"No, no!" cried the Red Fox, distraught with fear, "she—he, my child is not himself. His excitement has overtopped his mind. You must not heed his raving. He will marry the Princess. I swear it to you, nobles of Bharbazonia. All will yet be well. But do not let him speak that which is not true. Go on with the ceremony. I would yet see him king before I die—I, his poor father, who have suffered so much against the glories of this day."
"Cease your wild words and permit us to hear this boy's reply," thundered the Patriarch from his high altar. The Church spoke and all men trembled at the sound.
"I will be brief, O, Most High Patriarch," continued Solonika, without a glance in her father's direction. "Your ancient law declares that a man must wed the maid he salutes with a kiss before witnesses. I have not broken that law. For I am not a man, but a woman!"
"It is not true!" cried Dhalmatia. "I, her father, ought to know!"
"It is true!" cried Solonika.
"Thou art a woman?" thundered the Patriarch above.
"A woman?" exclaimed King Gregory.
"I swear it," replied Solonika, but, even as she spoke, she turned and sped swiftly down the wide aisle toward the door, where I waited.
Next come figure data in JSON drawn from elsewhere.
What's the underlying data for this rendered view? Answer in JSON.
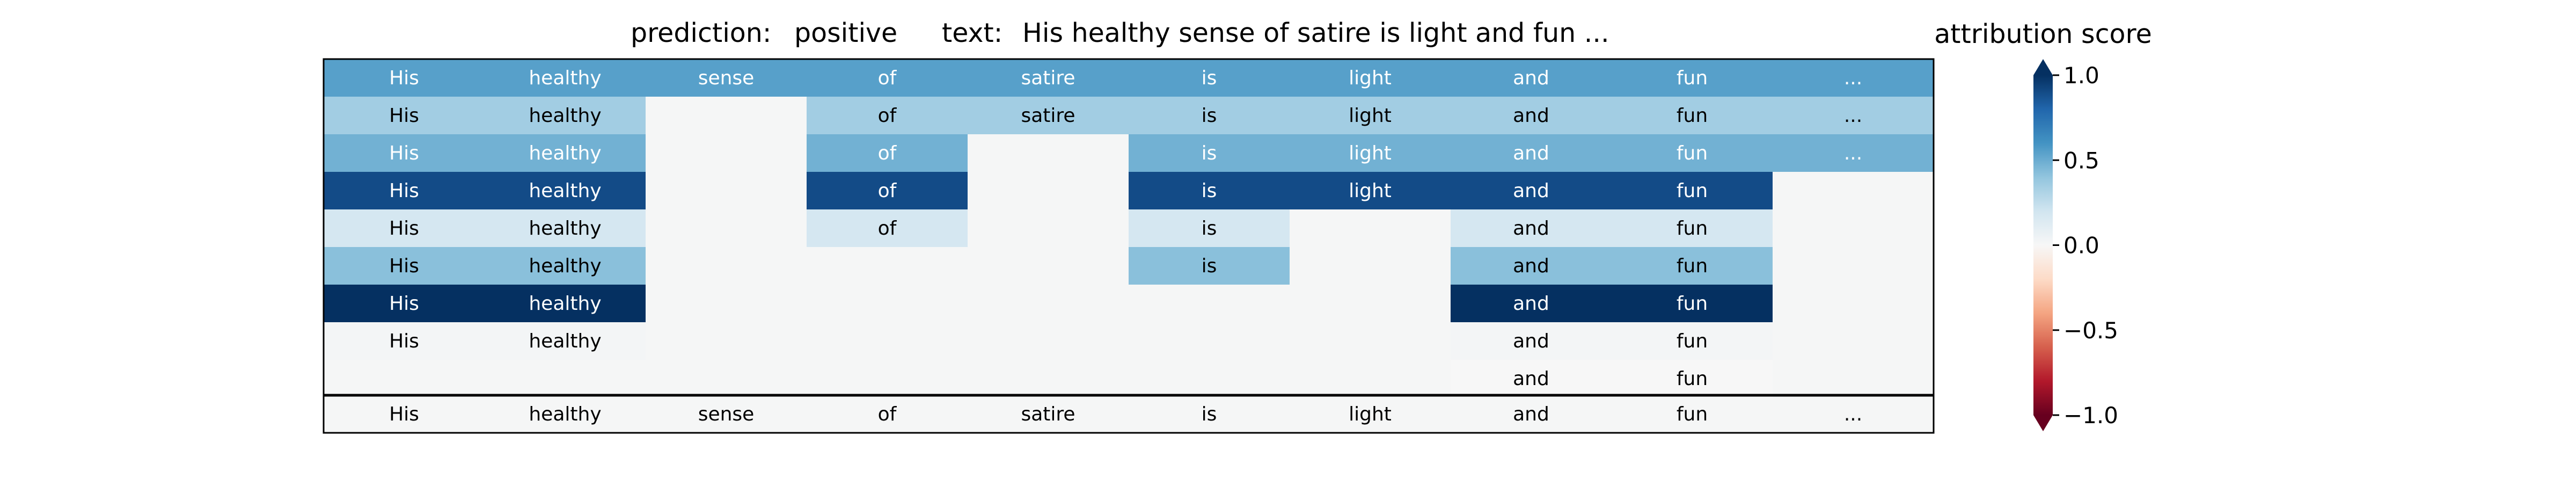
{
  "header": {
    "prediction_label": "prediction:",
    "prediction_value": "positive",
    "text_label": "text:",
    "text_value": "His healthy sense of satire is light and fun ..."
  },
  "colorbar": {
    "title": "attribution score",
    "ticks": [
      "1.0",
      "0.5",
      "0.0",
      "−0.5",
      "−1.0"
    ],
    "tick_values": [
      1.0,
      0.5,
      0.0,
      -0.5,
      -1.0
    ],
    "range": [
      -1.0,
      1.0
    ],
    "extend": "both",
    "colormap": "RdBu"
  },
  "chart_data": {
    "type": "heatmap",
    "columns": [
      "His",
      "healthy",
      "sense",
      "of",
      "satire",
      "is",
      "light",
      "and",
      "fun",
      "..."
    ],
    "rows": [
      [
        0.55,
        0.55,
        0.55,
        0.55,
        0.55,
        0.55,
        0.55,
        0.55,
        0.55,
        0.55
      ],
      [
        0.35,
        0.35,
        null,
        0.35,
        0.35,
        0.35,
        0.35,
        0.35,
        0.35,
        0.35
      ],
      [
        0.48,
        0.48,
        null,
        0.48,
        null,
        0.48,
        0.48,
        0.48,
        0.48,
        0.48
      ],
      [
        0.9,
        0.9,
        null,
        0.9,
        null,
        0.9,
        0.9,
        0.9,
        0.9,
        null
      ],
      [
        0.18,
        0.18,
        null,
        0.18,
        null,
        0.18,
        null,
        0.18,
        0.18,
        null
      ],
      [
        0.42,
        0.42,
        null,
        null,
        null,
        0.42,
        null,
        0.42,
        0.42,
        null
      ],
      [
        1.0,
        1.0,
        null,
        null,
        null,
        null,
        null,
        1.0,
        1.0,
        null
      ],
      [
        0.02,
        0.02,
        null,
        null,
        null,
        null,
        null,
        0.02,
        0.02,
        null
      ],
      [
        null,
        null,
        null,
        null,
        null,
        null,
        null,
        0.0,
        0.0,
        null
      ]
    ],
    "bottom_row": [
      "His",
      "healthy",
      "sense",
      "of",
      "satire",
      "is",
      "light",
      "and",
      "fun",
      "..."
    ],
    "background_color": "#f5f6f6",
    "text_color_light": "#ffffff",
    "text_color_dark": "#000000"
  }
}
Before the company had fully grasped the meaning of her words, the great voice of the Patriarch thundered and rose above the wild babel of sounds with the one clear word of dread significance:
"SACRILEGE!"
I saw the King with a scream of agony fall forward on his face, while the Red Fox, beaten and undone, dropped to his knees upon the railing in an attitude of prayer. Fortunately for Solonika the armed men, who might have stopped her, were behind the women. No one appeared in the aisle. The court ladies were overcome with terror. On, on, she came running swiftly and lightly toward the door which I prepared to shut behind her as she passed.